Pyranose Dehydrogenase Ligand Promiscuity: A Generalized Approach to Simulate Monosaccharide Solvation, Binding, and Product Formation

The flavoenzyme pyranose dehydrogenase (PDH) from the litter decomposing fungus Agaricus meleagris oxidizes many different carbohydrates occurring during lignin degradation. This promiscuous substrate specificity makes PDH a promising catalyst for bioelectrochemical applications. A generalized approach to simulate all 32 possible aldohexopyranoses in the course of one or a few molecular dynamics (MD) simulations is reported. Free energy calculations according to the one-step perturbation (OSP) method revealed the solvation free energies (ΔG _solv) of all 32 aldohexopyranoses in water, which have not yet been reported in the literature. The free energy difference between β- and α-anomers (ΔG _β-α) of all d-stereoisomers in water were compared to experimental values with a good agreement. Moreover, the free-energy differences (ΔG) of the 32 stereoisomers bound to PDH in two different poses were calculated from MD simulations. The relative binding free energies (ΔΔG _bind) were calculated and, where available, compared to experimental values, approximated from K _m values. The agreement was very good for one of the poses, in which the sugars are positioned in the active site for oxidation at C1 or C2. Distance analysis between hydrogens of the monosaccharide and the reactive N5-atom of the flavin adenine dinucleotide (FAD) revealed that oxidation is possible at HC1 or HC2 for pose A, and at HC3 or HC4 for pose B. Experimentally detected oxidation products could be rationalized for the majority of monosaccharides by combining ΔΔG _bind and a reweighted distance analysis. Furthermore, several oxidation products were predicted for sugars that have not yet been tested experimentally, directing further analyses. This study rationalizes the relationship between binding free energies and substrate promiscuity in PDH, providing novel insights for its applicability in bioelectrochemistry. The results suggest that a similar approach could be applied to study promiscuity of other enzymes.

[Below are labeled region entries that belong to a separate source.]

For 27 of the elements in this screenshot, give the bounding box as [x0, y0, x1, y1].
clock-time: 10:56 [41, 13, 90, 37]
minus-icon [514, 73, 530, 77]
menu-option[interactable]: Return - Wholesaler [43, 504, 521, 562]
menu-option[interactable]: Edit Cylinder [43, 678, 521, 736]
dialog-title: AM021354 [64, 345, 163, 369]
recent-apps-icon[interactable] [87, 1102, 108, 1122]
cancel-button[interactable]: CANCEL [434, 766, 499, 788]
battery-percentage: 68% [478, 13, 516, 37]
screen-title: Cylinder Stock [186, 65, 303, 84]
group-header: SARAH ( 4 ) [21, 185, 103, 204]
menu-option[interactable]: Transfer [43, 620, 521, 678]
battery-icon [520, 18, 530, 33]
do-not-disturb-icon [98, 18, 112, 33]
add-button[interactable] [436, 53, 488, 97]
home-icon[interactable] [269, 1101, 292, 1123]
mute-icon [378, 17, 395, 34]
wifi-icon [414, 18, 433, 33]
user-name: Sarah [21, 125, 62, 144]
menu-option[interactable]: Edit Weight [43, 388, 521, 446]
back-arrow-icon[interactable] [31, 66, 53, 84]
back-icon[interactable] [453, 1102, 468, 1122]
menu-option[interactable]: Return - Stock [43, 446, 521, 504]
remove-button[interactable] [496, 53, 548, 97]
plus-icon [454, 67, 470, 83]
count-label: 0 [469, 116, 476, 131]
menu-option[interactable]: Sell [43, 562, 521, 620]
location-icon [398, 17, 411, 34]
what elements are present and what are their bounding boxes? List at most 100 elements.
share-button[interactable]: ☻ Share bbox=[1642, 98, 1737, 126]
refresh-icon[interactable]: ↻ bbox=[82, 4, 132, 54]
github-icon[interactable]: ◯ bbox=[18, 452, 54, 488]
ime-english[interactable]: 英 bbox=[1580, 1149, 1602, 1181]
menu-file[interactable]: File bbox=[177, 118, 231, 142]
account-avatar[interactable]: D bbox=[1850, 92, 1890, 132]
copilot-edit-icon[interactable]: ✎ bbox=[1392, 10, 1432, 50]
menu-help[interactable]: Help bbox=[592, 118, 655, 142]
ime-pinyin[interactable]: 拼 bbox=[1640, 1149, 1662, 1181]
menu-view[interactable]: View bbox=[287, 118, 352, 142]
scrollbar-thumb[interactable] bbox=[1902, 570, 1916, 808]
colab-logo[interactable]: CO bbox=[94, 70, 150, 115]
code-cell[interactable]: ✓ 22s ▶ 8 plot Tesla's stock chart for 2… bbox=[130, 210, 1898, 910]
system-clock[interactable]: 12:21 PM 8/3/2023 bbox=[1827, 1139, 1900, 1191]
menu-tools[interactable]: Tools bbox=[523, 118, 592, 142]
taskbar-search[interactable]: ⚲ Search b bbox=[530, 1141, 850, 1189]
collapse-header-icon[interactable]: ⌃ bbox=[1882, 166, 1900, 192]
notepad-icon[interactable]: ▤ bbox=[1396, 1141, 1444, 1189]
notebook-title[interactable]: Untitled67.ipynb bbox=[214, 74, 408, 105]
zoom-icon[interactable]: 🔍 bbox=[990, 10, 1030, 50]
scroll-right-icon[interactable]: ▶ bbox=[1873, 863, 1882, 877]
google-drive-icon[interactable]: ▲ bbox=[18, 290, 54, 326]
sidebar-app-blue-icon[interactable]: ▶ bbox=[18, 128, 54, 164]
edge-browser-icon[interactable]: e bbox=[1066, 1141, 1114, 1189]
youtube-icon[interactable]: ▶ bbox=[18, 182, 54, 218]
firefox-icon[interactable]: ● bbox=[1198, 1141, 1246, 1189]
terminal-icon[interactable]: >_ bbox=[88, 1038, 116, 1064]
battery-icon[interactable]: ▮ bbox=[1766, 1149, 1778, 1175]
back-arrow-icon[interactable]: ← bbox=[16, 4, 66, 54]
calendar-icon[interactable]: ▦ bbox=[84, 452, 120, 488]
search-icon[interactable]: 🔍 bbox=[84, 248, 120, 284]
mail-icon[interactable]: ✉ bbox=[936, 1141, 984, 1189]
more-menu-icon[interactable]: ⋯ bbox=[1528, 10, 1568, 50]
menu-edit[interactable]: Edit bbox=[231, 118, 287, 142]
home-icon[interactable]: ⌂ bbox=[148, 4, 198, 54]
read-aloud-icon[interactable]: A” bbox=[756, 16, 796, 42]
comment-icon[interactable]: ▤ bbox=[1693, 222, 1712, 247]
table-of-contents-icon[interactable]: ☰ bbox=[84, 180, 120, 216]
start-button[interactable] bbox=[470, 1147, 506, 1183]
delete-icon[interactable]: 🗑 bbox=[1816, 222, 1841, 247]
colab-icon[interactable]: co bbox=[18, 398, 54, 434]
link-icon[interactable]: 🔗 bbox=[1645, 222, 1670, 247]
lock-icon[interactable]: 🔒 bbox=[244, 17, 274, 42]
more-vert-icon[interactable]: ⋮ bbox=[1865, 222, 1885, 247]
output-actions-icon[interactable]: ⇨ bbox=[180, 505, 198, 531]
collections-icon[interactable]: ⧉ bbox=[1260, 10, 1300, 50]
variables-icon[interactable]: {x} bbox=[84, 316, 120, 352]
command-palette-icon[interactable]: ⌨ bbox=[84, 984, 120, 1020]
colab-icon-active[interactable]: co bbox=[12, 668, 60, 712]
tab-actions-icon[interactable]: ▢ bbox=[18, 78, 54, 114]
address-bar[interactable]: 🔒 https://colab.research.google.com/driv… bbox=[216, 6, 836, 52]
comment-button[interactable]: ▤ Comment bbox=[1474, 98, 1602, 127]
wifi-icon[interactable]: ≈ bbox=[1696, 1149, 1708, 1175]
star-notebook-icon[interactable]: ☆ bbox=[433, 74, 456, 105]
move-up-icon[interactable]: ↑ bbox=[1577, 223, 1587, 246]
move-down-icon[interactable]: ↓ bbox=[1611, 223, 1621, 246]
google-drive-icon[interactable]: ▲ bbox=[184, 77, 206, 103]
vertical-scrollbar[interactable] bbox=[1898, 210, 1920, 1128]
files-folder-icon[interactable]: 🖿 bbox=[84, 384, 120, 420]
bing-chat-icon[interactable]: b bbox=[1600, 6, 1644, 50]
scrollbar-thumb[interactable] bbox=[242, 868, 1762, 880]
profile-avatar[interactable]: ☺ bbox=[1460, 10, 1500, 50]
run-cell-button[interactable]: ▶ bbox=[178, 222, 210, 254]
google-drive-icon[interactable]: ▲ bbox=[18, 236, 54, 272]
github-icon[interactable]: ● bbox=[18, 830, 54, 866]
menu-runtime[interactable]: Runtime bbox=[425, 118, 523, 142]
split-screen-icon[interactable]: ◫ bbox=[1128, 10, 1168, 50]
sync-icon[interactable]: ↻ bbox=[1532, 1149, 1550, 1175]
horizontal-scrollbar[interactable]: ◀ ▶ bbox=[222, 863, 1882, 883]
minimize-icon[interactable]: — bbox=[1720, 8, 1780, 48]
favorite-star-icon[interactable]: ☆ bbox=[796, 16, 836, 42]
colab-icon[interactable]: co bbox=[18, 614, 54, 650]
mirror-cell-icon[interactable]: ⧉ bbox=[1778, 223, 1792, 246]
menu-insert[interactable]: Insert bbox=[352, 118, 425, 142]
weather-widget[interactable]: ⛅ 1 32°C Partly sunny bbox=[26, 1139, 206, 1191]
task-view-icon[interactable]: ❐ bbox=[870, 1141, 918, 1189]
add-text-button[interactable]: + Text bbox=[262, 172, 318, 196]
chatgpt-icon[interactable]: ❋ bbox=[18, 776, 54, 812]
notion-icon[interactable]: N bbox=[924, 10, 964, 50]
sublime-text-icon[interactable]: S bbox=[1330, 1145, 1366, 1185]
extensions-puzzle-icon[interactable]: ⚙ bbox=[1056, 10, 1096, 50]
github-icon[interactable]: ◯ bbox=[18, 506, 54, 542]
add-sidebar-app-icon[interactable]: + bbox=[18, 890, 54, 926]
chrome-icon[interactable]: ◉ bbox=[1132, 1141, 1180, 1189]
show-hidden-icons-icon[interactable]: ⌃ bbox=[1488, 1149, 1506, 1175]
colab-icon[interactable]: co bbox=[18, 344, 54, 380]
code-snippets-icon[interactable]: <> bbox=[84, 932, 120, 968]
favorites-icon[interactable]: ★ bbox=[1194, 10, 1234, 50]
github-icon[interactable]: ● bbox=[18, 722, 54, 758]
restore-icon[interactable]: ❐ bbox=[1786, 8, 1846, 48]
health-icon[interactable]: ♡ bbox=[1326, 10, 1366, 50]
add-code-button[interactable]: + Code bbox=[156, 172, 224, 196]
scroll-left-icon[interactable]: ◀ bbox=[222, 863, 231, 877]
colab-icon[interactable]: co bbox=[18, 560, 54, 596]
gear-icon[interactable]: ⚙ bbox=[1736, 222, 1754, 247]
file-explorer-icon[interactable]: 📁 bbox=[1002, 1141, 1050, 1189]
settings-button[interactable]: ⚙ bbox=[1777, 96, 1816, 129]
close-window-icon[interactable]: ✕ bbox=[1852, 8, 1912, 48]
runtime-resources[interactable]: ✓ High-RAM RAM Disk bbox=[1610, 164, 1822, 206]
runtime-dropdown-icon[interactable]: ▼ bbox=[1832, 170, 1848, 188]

Generally, enzymes are perceived as being specific for both their substrates and the reaction they catalyze. This standard paradigm started to shift and currently enzyme promiscuity towards various substrates is perceived rather as the rule than the exception. Enzyme promiscuity seems to be vital for proteins to acquire new functions, and therefore for evolution itself. The driving forces for promiscuity are manifold and consequently challenging to study. Binding free energies, which can be calculated from computer simulations, represent a convenient measure for them. Here, we investigate the binding free energies between the enzyme pyranose dehydrogenase (PDH) and a sugar-substrate by computational means. PDH has an extraordinarily promiscuous substrate-specificity, making it interesting for e.g. bioelectrochemical applications. By introducing modifications to the sugar-structure used for the molecular dynamics simulations, we could simultaneously study all 32 possible aldohexopyranoses from a single simulation. This saves costly computational resources and time for setting up and analyzing the simulations. We could nicely reproduce experimental results and predict so far undetected sugar-oxidation products, directing further experiments. This study gives novel insights into PDH's substrate promiscuity and the enzyme's applicability. A similar approach could be applied to study the promiscuity of other enzymes.